A: I think you're right about Scotland fans. The Tartan Army are fantastic but the team haven't always lived up the support. However with Gordon Strachan at the helm I am confidently expecting another revival.

And other things...

Q: When you eventually give up being First Minister, which celebrity reality television programme would you like to star in? Splash? Strictly? I'm A Celebrity? glorious

A: Obviously looking far into the future! Can't do Splash, we have enough rain in Scotland already. Not doing I'm a Celebrity, can't eat bugs and I might meet a Tory MP! That leaves Strictly, but I'll have to brush up on my tango.

Q: Would you limit bonus payments to the top executives of RBS if you could? (I think Stephen Hester is on £7.8m a year) topshot

A: I think that's a good argument for consistent taxes on bonuses, not just occasional ones. There has to be a way of getting to grips with "bonus culture", which has caused so much havoc across financial institutions.

Q: I see that your deputy Nicola Sturgeon has been named today in the top 20 most powerful women in Britain. But Justine Roberts - founder of Mumsnet and Gransnet is no 7! What do you think?! Marika

A: I think Nicola will have to try harder, perhaps she should found political-net. Seriously she is a very able and charismatic politician.

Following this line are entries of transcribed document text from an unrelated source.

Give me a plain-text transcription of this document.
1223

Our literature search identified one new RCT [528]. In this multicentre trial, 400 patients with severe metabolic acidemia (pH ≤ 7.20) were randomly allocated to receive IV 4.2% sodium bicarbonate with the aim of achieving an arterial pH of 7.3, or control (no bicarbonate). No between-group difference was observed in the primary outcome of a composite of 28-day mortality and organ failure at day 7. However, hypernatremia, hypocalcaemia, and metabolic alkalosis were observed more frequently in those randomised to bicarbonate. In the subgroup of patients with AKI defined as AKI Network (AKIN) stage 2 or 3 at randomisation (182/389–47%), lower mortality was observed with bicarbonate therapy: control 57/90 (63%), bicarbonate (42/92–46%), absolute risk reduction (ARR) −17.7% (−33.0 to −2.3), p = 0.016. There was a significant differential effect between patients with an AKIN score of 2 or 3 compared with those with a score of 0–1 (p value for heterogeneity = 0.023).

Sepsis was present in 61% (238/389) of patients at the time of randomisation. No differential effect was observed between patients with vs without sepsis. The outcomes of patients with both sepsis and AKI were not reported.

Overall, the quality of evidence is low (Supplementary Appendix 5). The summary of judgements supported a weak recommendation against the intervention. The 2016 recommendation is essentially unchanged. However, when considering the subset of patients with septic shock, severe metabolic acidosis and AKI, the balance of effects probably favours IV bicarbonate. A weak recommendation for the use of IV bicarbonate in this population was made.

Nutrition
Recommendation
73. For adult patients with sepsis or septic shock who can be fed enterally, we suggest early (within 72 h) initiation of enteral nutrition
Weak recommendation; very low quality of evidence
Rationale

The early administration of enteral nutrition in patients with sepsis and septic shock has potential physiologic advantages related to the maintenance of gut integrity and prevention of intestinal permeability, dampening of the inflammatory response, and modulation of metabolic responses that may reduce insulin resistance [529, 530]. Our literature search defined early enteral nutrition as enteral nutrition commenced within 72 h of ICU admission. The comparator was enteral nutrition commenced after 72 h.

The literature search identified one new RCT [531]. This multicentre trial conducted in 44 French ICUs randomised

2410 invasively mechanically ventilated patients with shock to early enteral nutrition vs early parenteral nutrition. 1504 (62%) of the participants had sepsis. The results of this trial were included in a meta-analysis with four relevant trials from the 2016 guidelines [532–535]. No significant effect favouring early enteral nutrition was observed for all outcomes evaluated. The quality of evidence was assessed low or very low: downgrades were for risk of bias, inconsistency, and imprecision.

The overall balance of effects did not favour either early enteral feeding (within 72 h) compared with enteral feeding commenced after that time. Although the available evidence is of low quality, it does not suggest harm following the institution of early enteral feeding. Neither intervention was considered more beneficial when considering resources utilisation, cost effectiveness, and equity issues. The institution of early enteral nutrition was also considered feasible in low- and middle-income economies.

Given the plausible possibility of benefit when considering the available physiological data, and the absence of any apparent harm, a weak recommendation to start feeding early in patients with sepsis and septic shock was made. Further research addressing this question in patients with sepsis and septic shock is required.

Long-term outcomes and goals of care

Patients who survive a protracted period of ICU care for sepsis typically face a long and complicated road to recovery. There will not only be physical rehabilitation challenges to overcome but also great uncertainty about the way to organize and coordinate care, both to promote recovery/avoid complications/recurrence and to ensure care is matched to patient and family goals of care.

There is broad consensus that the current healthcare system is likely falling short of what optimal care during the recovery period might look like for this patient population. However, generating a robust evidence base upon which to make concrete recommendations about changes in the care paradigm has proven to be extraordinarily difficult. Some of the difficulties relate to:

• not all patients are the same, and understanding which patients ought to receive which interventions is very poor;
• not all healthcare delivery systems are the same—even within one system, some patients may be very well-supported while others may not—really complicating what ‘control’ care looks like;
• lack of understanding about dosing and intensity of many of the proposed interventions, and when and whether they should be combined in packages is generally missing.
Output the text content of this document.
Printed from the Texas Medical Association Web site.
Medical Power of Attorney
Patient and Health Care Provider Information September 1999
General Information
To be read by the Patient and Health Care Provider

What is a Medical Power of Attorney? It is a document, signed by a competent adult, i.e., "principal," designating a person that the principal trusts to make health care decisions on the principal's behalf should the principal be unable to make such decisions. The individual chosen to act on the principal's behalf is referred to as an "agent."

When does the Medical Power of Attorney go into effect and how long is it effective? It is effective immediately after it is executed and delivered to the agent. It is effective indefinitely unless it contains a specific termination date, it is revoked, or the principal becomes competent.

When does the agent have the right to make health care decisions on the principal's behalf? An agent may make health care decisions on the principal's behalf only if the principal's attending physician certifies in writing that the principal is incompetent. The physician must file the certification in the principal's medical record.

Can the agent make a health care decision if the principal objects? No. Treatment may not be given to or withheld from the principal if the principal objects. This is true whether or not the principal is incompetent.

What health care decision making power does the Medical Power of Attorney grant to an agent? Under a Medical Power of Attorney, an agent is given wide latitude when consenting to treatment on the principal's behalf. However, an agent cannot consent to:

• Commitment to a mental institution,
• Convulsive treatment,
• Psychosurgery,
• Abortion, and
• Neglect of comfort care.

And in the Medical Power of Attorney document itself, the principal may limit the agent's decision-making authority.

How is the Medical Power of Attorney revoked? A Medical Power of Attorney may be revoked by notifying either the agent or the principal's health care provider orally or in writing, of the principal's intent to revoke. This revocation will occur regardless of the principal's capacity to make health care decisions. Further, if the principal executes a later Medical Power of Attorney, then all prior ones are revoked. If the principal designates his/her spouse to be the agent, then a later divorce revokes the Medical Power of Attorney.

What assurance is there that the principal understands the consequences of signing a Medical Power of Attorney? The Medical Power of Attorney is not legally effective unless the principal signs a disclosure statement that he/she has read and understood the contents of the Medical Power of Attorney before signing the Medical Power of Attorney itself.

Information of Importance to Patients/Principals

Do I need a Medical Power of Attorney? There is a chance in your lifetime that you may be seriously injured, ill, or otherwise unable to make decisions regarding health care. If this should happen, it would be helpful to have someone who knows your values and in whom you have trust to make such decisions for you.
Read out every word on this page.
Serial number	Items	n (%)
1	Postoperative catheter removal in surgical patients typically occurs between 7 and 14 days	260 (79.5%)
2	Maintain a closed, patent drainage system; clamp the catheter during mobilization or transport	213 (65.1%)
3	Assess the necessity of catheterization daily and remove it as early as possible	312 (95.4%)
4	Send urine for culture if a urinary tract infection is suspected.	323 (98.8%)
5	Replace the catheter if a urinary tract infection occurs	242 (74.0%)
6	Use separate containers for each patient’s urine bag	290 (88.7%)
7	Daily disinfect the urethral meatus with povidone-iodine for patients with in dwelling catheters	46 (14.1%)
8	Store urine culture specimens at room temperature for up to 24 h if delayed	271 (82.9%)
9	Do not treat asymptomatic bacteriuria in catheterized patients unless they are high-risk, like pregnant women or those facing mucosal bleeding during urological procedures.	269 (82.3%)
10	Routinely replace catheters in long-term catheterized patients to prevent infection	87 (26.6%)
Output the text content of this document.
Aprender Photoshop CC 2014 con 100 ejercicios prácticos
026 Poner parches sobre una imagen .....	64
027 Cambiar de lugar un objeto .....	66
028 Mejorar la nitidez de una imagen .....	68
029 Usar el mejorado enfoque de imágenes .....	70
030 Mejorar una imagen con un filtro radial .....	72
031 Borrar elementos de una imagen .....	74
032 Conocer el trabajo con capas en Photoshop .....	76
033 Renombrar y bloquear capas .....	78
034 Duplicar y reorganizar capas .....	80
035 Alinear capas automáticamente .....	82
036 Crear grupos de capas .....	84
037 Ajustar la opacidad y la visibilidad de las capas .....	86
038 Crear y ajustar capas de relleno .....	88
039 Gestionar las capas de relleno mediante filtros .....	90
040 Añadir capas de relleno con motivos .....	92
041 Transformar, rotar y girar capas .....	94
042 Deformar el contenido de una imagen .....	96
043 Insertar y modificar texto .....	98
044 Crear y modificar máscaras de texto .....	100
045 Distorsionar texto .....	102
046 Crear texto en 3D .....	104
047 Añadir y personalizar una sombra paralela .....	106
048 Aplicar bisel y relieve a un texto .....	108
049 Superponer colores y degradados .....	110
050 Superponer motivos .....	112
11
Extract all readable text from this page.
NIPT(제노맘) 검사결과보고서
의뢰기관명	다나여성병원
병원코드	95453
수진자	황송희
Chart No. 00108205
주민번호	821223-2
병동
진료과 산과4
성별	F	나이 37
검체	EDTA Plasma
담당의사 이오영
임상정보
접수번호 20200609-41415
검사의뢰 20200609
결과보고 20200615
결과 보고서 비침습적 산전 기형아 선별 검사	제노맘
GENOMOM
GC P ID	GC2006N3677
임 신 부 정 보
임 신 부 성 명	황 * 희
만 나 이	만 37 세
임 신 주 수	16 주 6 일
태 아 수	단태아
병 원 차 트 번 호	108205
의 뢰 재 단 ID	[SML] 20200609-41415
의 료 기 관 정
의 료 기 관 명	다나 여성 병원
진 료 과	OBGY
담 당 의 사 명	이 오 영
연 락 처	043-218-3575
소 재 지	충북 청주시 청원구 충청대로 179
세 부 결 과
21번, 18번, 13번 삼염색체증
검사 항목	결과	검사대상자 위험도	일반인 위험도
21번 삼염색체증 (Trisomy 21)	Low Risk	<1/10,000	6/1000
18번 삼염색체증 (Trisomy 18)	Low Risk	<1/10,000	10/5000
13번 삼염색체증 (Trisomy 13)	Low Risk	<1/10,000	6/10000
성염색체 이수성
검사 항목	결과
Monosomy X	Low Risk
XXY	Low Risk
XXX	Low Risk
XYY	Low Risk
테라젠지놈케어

Q: Can you explain why in surveys your approval rating is always the highest, by a mile, of any of the political leaders while the mainstream media never have a good word to say about you? Granny23

A: It is part and parcel of being First Minister that you come in for some stick from the press now and then. Besides, in the words of Robert Burns, "The mair they talk, the better I'm kent." However, it appears that mainstream media is dying. And obviously it’s quite clear that discussion forums such as Gransnet are taking over!